Uniquely, the Halifax Forum hosts only people from democracies around the world, principally the Atlantic region, but also Japan and other parts of the world. The presence of a strong bipartisan US delegation - comprising of luminaries like Senator John McCain, the losing Vice Presidential candidate Tim Kaine, Senators Dan Sullivan and Jeanne Shaheen, PACOM chief Admiral Harry Harris, the controversial head of the National Security Agency, Admiral Mike Rogers - provided the backdrop to the discussions.
In the fabled American policy community - the Beltway elite of Washington DC - as it were, there is a sense of alarm, and even panic at what the Trump presidency would be like. Some measure of it comes from the fact that many of them opposed Trump, and some from the fact that they may have lost possible appointments in the incoming administration.

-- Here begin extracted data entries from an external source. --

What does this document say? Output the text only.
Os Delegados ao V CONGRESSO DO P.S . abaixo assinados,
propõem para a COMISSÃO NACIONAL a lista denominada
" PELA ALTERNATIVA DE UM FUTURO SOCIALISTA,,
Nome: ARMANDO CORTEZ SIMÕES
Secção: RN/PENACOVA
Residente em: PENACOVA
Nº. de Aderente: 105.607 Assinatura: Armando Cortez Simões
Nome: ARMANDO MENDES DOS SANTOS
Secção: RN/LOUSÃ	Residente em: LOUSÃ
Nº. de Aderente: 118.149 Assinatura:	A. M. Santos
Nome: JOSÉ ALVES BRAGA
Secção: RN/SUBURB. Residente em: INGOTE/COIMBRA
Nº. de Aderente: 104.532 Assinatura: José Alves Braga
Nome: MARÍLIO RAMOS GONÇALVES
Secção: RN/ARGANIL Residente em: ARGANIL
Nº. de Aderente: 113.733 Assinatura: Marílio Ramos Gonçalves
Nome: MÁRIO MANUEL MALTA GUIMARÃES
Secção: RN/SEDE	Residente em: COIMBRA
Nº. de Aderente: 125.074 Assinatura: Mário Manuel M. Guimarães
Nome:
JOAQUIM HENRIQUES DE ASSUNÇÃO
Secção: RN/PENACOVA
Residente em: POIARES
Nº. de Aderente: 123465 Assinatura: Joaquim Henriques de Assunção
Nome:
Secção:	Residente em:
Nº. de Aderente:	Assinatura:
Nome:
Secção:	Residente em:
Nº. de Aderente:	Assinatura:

But it is couched in laments about the coming collapse of the liberal order.
Discussion focused on a range of issues such as the future of democracy to whether Trump's attack on alliance partners for âfree loading' and his relationship with Vladimir Putin presaged a new and difficult era for the US-led alliance system in the Pacific and the Atlantic. Many issues were posed as questions: Will Trump make a deal with Russia, getting it to back off in Ukraine in exchange for giving it a free hand in Syria? Would the Americans walk away from the Asia Pacific and Atlantic alliances? What would happen to the world order and rules based international system that the US had created and led for 70 years?

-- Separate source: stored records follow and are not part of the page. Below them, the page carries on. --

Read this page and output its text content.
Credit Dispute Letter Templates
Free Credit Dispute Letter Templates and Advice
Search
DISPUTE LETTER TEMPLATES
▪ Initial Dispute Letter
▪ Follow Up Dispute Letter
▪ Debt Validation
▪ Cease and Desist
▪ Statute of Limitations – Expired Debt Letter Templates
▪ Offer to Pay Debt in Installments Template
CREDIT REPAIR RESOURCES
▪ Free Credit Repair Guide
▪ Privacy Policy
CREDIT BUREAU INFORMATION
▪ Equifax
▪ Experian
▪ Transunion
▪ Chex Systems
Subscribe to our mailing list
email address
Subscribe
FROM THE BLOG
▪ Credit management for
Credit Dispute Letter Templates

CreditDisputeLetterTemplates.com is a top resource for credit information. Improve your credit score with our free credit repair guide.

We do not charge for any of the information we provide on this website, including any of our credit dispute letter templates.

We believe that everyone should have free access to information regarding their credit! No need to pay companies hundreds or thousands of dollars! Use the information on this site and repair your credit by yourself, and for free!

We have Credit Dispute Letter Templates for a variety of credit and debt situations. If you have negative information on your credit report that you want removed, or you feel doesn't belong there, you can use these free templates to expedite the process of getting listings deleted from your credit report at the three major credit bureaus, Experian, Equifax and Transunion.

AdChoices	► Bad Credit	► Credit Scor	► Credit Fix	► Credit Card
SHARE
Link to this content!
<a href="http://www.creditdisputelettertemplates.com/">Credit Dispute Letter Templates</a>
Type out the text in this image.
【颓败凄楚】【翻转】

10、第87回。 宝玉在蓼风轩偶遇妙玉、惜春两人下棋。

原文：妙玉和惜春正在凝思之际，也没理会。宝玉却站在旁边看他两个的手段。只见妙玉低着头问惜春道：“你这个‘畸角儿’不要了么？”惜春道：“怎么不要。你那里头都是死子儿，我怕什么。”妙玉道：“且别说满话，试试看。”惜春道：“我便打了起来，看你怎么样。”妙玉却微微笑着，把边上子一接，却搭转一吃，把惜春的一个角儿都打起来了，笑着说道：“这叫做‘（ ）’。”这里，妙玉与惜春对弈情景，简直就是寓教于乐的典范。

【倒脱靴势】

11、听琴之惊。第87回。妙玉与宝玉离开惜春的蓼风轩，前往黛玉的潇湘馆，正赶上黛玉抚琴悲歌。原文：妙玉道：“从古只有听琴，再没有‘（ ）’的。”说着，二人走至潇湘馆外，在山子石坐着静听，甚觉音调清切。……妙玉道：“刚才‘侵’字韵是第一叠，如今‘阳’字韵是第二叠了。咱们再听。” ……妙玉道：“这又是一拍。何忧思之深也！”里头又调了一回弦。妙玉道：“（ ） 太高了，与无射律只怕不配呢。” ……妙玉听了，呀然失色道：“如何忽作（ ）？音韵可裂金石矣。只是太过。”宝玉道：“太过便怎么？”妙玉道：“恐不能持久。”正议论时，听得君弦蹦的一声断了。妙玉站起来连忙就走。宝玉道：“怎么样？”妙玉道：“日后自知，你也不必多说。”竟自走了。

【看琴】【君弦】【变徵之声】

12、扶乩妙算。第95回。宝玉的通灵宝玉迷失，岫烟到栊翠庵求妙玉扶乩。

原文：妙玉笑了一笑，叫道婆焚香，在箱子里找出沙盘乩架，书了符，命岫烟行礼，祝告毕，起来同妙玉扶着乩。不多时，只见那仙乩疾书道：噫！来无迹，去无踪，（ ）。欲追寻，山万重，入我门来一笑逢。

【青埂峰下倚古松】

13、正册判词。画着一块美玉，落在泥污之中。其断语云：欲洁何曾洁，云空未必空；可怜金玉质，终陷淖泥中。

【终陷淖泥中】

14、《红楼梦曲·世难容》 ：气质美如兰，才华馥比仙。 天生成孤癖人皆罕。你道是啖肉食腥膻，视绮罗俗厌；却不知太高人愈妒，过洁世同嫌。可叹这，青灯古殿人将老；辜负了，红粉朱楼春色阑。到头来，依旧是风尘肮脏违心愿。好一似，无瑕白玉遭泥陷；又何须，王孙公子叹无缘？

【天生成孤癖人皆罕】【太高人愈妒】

The message from the top American interlocutors was that as of now, the US was firmly committed to the alliances and that the reality of office would push Trump back to the centre of the political spectrum. Analysts offered a range of reasons why things may not change that much: US has enduring interests which will not change. If Trump deviated from fostering them, he would be brought to heel very soon by the US Congress and the people. Other Presidents, too, speakers recalled, took radical postures before they assumed office, but moderated their stance thereafter.
But that almost appeared to be more by way of wishful thinking. The appointment of outliers like Lt Gen Michael Flynn as national security adviser, Jeff Sessions as Attorney General, Mike Pompeo as CIA chief, and Stephen Bannon as the chief strategist, signal that Trump aims to do what he said he would do.

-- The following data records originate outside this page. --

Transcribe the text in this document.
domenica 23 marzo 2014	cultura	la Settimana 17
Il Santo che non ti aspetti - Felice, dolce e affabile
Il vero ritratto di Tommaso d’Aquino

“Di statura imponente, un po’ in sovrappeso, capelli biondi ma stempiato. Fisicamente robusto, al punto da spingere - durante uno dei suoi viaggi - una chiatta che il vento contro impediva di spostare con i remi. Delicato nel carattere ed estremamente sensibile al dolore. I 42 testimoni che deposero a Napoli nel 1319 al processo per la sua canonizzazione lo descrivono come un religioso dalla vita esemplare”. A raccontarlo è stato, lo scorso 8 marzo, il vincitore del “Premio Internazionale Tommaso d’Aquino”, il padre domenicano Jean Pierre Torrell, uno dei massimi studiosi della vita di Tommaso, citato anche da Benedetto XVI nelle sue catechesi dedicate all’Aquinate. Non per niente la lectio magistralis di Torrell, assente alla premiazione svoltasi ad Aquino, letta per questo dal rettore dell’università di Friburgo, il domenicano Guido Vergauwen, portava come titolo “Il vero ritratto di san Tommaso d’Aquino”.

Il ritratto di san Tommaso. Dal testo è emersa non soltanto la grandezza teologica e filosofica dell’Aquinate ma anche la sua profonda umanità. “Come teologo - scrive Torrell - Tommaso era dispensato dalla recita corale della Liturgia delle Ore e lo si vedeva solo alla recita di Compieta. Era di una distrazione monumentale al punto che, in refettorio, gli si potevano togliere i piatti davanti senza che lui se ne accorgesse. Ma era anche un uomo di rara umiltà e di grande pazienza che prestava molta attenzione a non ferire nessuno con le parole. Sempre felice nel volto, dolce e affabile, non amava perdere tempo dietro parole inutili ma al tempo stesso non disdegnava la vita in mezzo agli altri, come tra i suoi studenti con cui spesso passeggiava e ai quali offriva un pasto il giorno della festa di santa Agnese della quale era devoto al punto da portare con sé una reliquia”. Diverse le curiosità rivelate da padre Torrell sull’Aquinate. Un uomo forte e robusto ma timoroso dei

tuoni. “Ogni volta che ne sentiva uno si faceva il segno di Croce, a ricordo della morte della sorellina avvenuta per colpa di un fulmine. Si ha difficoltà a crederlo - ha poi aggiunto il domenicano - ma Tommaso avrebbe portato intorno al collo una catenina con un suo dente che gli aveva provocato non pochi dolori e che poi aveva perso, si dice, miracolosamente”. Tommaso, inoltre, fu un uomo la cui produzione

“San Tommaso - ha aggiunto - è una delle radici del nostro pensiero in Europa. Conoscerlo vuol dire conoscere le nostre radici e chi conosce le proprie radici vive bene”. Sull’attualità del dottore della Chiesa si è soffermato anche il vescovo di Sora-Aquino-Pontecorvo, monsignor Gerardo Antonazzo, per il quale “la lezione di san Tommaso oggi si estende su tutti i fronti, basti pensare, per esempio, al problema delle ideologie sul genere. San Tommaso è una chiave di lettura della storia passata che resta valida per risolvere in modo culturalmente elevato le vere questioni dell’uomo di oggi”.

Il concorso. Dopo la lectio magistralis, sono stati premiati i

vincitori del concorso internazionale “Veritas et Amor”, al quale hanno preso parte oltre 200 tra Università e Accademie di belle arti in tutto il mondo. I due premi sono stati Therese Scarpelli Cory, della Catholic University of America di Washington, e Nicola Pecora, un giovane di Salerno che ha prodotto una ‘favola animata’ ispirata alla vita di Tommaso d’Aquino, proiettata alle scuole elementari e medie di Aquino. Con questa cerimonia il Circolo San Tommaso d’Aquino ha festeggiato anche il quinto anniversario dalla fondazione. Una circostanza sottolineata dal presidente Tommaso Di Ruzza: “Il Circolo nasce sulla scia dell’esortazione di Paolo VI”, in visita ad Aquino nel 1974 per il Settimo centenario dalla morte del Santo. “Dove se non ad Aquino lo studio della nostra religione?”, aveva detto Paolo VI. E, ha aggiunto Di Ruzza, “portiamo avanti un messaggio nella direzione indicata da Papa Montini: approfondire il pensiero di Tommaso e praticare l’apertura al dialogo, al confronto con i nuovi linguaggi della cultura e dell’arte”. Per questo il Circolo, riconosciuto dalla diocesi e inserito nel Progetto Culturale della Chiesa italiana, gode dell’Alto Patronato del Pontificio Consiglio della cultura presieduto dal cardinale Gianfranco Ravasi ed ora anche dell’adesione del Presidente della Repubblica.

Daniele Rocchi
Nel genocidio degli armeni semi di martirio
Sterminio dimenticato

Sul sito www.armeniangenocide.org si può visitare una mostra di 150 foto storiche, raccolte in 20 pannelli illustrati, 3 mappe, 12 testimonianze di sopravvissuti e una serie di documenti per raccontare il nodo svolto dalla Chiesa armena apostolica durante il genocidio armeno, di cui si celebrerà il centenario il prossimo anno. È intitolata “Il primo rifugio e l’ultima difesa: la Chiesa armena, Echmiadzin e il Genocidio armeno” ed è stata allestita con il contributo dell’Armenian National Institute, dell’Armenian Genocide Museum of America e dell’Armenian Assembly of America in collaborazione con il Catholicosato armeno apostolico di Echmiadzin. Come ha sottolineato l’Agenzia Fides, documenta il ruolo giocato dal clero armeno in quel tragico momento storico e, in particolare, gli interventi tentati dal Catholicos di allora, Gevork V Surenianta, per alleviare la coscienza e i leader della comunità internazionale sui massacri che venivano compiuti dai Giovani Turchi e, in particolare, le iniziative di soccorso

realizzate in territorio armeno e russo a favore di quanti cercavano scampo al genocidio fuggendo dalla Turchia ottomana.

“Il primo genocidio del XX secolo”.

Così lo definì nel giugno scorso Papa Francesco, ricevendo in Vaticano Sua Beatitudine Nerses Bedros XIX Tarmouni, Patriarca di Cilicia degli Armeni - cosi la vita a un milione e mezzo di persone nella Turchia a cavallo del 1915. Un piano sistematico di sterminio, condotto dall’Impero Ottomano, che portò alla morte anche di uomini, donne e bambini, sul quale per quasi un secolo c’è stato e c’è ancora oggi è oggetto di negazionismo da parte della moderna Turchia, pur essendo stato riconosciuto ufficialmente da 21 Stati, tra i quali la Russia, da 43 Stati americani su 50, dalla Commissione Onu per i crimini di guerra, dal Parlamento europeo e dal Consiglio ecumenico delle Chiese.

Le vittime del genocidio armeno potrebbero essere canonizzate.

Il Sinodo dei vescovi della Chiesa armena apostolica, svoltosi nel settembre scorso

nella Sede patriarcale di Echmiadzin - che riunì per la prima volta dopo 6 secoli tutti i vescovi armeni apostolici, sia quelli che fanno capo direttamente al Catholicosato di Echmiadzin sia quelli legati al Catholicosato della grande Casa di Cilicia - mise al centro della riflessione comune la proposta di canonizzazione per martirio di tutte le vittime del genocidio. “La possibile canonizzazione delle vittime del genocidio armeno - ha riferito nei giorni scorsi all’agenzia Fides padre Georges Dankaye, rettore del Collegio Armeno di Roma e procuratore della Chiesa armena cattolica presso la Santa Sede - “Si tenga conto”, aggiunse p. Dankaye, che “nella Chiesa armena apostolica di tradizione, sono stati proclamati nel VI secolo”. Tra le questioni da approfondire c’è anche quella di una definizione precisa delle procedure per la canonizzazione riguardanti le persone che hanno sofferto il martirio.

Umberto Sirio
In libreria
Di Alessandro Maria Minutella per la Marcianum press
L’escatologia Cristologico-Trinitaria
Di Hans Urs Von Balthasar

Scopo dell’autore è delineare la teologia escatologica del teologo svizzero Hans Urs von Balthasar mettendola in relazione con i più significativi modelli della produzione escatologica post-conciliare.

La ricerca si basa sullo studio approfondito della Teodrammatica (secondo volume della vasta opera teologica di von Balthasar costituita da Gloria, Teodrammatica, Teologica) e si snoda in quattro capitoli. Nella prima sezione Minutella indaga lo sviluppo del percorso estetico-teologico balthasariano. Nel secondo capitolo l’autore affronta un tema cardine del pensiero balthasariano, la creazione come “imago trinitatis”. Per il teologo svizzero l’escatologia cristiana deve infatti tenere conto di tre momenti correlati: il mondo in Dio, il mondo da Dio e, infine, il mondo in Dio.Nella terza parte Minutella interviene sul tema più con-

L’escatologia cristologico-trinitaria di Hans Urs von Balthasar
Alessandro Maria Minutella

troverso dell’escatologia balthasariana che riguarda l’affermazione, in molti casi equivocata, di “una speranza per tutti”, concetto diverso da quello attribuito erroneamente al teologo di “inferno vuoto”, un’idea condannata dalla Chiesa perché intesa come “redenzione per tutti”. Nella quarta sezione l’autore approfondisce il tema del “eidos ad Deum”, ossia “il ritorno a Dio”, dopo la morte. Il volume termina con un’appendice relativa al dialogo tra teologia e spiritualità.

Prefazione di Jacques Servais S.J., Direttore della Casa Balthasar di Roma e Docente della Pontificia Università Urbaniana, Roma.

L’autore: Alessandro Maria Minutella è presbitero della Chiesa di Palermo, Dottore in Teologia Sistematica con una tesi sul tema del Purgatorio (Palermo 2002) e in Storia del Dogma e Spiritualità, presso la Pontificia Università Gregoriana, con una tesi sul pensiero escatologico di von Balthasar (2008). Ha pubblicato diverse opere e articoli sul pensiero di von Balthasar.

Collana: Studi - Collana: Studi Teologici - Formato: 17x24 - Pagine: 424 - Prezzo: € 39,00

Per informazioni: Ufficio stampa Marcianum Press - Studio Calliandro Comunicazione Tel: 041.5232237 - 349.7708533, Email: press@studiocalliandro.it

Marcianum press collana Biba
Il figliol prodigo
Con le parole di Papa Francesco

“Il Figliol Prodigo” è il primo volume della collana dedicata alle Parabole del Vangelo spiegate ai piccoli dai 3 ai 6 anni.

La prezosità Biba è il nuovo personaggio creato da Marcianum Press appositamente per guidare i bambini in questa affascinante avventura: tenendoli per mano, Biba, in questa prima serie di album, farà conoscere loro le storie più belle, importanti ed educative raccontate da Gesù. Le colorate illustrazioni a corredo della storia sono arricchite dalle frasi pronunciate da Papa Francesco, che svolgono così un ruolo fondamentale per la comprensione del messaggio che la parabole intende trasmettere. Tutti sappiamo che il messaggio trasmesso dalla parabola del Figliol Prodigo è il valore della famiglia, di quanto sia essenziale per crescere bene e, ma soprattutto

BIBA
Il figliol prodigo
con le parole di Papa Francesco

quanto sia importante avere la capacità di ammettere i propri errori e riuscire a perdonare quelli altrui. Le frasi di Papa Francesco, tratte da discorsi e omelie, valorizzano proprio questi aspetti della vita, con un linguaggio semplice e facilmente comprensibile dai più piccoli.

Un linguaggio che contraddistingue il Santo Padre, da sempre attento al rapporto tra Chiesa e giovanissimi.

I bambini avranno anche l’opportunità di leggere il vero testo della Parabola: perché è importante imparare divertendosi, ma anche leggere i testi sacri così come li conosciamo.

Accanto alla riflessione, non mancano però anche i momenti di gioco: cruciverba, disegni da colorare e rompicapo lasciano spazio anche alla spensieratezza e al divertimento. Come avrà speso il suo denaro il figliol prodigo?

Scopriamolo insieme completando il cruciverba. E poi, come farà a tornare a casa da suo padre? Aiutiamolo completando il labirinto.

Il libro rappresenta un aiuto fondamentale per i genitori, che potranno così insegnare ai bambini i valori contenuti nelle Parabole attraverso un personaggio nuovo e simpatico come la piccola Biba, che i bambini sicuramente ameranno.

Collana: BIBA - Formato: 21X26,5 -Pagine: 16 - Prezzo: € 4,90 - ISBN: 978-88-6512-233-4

Host Canada expressed its worries about the upending of the deep security and economic links between the two countries. An aggressive protectionist approach of the Trump administration could target some key Canadian exports like softwood, lumber and livestock. The US would seek tighter IPR rules which would affect not just Canada, but countries like India as well. Canadians haven't forgotten that the US actually shut its borders with Canada in the wake of 9/11, signalling that when it came to security, homeland US came first. Till then, many Canadians had believed that North American security was integrated.
Among those eagerly watching the situation are the Japanese. They are heartened by the recent meeting between the US President-elect and the Japanese prime minister Shinzo Abe. Trump's attitude towards America's foreign commitments will have a major impact on Japan. He has given confusing signals, alternately calling for the US to pull out from its Japanese and Korean commitments, to suggesting - and then denying that he did so - that Japan and South Korea ought to develop their own nuclear weapons. The details of the Abe-Trump meeting are not known and, as for South Korea, it has been reassured by the NSA-designate Gen Flynn that the US valued its alliance with them and remained committed to dealing with North Korean nuclear weapons.
But so far, there has been little on the European and North American front. No senior leader or delegation has met Trump and the President-elect remains silent on the issues that the Europeans fret about. Any radical shift of policy here could actually upend the world order as we know it, considering that it is the America-Western Europe combine which has had preponderant economic and political clout to enforce it.
As for other regions like South Asia, ASEAN, West Asia or Africa, there is little talk. Trump appears to be unfamiliar of the world outside his own country, Europe and Japan. Perhaps it is all for the good.